During the semester, besides the lab activities, students work on their projects. Each project is assigned to a pair of students, except when a student continues with the project in the following two semesters as his diploma thesis topic.
Semester project topics
The topics of projects selected for the summer semester 2020/2021 are the following:
- Automatic identification of stars in AMON data
- Generating airglow images and star identification in AMON ACC data
- Cloud coverage identification over a parameterized area
- Land classification using Sentinel-2 data
- Selecting satellite data under the ISS orbital track
- A comparison of cloud detection methods on Sentinel-2 data
- Visualization of Normalized Satellite indexes using Sentinel-2 data
- Identification of solar wind detected on Earth in Voyager data
- Unsupervised classification of Earth Observation data
General organizational notes
- There is a private Gitlab group for each project.
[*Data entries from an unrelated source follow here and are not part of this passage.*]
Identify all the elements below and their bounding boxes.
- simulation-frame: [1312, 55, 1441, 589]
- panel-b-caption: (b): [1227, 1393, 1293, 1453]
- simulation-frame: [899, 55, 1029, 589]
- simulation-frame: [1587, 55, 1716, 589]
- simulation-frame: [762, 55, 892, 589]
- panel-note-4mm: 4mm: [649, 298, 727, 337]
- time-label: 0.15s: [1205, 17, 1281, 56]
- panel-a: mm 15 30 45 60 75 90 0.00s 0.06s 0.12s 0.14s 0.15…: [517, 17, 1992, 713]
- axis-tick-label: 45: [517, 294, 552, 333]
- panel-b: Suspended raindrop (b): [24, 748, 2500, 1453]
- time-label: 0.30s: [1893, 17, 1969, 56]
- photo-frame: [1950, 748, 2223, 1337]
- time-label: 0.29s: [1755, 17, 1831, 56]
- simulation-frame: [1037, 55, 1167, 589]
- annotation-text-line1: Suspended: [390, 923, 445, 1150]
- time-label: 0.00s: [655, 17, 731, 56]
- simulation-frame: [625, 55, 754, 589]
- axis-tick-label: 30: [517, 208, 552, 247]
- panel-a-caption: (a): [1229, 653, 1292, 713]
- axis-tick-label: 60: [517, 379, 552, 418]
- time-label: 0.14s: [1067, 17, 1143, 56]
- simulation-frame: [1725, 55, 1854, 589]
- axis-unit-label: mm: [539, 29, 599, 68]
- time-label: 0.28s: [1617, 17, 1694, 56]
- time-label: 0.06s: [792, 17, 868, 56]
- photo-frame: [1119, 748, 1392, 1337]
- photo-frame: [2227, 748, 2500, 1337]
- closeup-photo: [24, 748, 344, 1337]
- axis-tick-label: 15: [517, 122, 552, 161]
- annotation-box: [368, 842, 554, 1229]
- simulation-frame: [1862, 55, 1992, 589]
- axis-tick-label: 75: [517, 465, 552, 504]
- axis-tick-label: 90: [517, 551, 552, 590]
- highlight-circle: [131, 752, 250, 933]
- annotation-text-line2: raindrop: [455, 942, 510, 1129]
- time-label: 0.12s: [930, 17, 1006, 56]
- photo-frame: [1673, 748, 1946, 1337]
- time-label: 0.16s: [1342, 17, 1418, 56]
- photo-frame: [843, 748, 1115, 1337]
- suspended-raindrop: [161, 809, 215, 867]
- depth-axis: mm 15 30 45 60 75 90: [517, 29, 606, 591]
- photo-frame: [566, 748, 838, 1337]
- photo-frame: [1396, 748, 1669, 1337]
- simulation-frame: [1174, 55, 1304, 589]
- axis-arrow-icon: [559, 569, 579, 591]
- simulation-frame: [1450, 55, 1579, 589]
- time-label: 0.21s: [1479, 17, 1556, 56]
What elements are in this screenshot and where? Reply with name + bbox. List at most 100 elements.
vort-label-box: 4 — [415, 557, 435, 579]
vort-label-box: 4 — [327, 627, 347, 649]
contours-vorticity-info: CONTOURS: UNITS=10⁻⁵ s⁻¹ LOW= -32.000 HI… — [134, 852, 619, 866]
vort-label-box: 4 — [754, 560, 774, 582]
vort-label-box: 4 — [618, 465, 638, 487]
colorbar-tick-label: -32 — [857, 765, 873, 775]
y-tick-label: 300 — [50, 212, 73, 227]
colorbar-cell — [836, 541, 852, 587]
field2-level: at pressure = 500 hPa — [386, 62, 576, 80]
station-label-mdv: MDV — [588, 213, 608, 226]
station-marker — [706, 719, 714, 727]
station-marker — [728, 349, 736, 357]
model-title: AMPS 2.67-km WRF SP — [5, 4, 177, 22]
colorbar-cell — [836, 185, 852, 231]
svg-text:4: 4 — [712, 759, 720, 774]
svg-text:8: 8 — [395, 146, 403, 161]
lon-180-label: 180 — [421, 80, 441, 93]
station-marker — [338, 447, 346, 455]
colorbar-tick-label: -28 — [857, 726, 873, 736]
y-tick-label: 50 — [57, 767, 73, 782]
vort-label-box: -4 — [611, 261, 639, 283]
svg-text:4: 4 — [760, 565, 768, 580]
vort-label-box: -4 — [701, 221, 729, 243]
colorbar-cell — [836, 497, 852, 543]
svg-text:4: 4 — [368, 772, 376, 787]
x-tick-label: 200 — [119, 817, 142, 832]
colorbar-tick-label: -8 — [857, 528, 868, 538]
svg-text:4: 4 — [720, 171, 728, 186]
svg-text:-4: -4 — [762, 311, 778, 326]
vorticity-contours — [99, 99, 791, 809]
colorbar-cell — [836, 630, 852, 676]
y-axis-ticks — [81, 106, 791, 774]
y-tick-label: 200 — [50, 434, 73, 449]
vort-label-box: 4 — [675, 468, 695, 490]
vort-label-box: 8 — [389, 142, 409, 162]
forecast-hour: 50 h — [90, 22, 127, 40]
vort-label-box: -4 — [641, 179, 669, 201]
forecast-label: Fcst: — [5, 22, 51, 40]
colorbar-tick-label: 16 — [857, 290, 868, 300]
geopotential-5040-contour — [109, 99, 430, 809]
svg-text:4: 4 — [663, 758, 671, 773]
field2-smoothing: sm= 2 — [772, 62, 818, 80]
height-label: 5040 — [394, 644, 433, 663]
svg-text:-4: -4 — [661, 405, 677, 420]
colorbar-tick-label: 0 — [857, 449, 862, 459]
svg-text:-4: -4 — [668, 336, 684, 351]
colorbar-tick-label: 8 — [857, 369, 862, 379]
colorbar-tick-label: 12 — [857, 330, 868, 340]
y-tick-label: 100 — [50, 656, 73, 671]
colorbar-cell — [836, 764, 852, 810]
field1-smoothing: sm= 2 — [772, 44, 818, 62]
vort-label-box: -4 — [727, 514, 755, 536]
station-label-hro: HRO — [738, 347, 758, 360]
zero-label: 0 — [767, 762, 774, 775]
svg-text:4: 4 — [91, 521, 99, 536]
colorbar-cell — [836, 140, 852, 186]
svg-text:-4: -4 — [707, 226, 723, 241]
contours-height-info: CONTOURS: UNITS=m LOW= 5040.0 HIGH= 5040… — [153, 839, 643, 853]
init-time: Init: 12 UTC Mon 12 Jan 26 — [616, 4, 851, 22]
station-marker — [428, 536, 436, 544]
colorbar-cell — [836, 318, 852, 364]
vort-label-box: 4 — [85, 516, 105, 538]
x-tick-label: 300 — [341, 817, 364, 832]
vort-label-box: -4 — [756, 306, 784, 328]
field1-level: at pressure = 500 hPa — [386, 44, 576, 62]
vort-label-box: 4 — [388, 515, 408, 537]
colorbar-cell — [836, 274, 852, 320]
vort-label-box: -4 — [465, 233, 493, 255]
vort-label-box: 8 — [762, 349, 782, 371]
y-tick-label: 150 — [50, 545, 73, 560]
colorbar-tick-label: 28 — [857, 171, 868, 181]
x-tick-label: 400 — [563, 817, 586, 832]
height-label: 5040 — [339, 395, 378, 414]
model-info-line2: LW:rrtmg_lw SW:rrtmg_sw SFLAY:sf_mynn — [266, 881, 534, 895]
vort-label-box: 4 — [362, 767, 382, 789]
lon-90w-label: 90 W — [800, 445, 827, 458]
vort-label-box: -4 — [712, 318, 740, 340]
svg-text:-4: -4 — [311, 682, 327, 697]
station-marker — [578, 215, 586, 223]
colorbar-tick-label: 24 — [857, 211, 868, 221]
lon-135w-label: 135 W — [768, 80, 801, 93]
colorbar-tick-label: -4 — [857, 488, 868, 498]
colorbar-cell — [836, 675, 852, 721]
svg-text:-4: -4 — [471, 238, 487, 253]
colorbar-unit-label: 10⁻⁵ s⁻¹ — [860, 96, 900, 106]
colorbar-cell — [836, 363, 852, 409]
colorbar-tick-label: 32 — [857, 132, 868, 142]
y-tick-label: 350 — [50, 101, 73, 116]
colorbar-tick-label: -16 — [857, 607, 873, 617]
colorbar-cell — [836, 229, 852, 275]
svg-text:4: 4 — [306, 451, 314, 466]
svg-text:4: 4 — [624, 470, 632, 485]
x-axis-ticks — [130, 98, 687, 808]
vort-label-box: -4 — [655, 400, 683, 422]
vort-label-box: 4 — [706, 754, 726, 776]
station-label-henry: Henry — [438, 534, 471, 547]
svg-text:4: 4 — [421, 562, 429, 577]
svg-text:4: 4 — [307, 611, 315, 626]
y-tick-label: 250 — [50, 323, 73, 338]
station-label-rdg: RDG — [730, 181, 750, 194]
Project members should have access to it.
- Students should create at least one Gitlab project (git repository) inside the group mentioned above. It should be the main git repository of the project.
- The main repository of the project should contain
CHANGELOG.md
file. The changelog should report on changes to the code but also any activity related to the project. There should be at least one report per week. Read about changelogs. - If students are working on a review of the state of art as a part of the project activities, the review can be in any format. It does not need to be saved in the repository, but then there needs to be provided URL address of this review in the changelog and maybe also in
README.md
. - Each team should prepare a presentation of their project – something to say, show, a few supporting slides. This will be presented during the last week of the course.
Diploma theses
Besides these topics, four students working on a diploma theses related to the analysis of space data:
- Mapping of cloud and meteorological measurements into observations of Mini-EUSO detector
- Development of autonomous operation of a full-sky airglow camera
- Detection of meteors in measurements of Mini-EUSO experiment using machine learning methods
- Processing of data from EUSO experiments using neural networks
Each semester topic has associated a webpage, which provides additional information, and it will be updated during the semester as students raise questions or some other issues arise.
Each project is assigned a Mattermost “channel,” which will serve as a forum for discussions and consultations regarding the semester project.